Joel: He's curious and clever and a bit of an outcast. He has a desire for knowledge that others often find weird or intrusive, but that's a big reason why I loved him. It's easy to identify with him because he feels like he's missed his chance to be special. But then he still works to make things happen for himself. He's persistent and determined. I thought he was a really good narrator, too. That feels like a weird thing to point out, but I mean that through him Brandon Sanderson was able to tell a really great story.
Melody: LOVE HER. I love how Brandon so accurately created a teenage girl. She's sort of crazy, and weird, and curious, and creative. But she was also sort of selfish and loud and she feels inadequate a lot of the time.
I've fallen in love with Joel and Melody's friendship, too. Their dynamic is so interesting because they squabble a lot and tease each other, but they grudgingly became friends until they were just good friends. It was so well-developed. At they end they made me so happy and emotional.
"You came out here to get humiliated, and you didn't even invite me along!"
She hesitated, then smiled. "Idiot," she said.
Fitch: It's impossible not to love him. A sweet, nervous, older professor who takes the two outcasts under his wings. He seems to have almost inexhaustible patience, a quality he most definitely needs in dealing with Melody and Joel.
Nalizar: So interesting. I'm excited to see what happens in the future books, although I won't go into why to avoid spoilers and such.
This book was so engaging. From the very first page I was caught up in the world, I wanted to know more about Rithmatics, about Joel, about everything. Then the mystery came up and I pulled in the rest of the way. I love how the mystery was handled in this book. There were so many twists and turns, little clues dropped for a bunch of different characters, and false leads. A few different times I got it into my head it was clear-cut, but most of the time I was wrong. I loved being wrong because it meant more intrigue and mystery in the future. I also loved how the book ended. The last scene was perfection and even made me tear up a bit.
FANTASTIC. There was never any info-dumping, but you slowly learned what the heck Rithmatics are and how they affect the world and politics. I always love alternate history worlds. They are so interesting and unique, so as you learn more about the history of this world it gets more and more awesome.
Brandon Sanderson's writing is so wonderful. It's clear and informative, but at the same time it pulls you in and gets you invested in the proceedings and the characters. It must take some magnificent talent to develop and then create this world in a way that's not confusing and without putting a wall around it, keeping the reader out. This book suffer from neither of those problems.

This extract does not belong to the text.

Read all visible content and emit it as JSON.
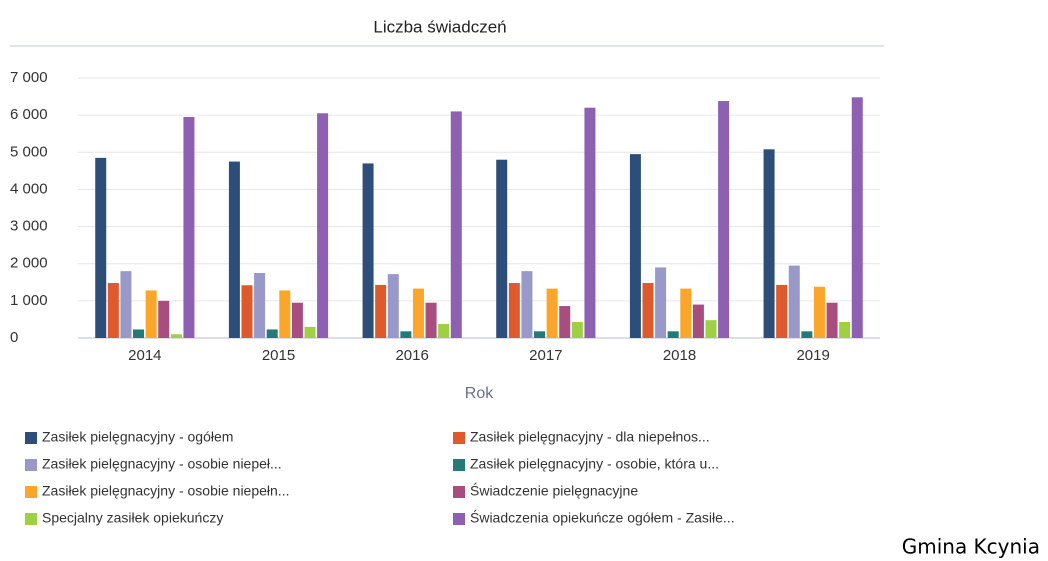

"The most dangerous kind of man is not the one who spent his youth shoving others around. That kind of man gets lazy, and is often too content with his life to be truly dangerous. The man who has spent his youth being shoved around, however...When that man gets a little power and authority, he often uses it to become a tyrant on par with the worst warlords in history."
"However, humans are more than their need to survive."
"Those who have intense hatred often are fascinated by the things they detest."
"Because man created it. He sectioned it off. There is nothing inherently important about a second or a minute. They're fictional divisions, enacted by mankind, fabricated...Yet in a human's hands, these things have life. Minutes, seconds, hours. The arbitrary becomes law."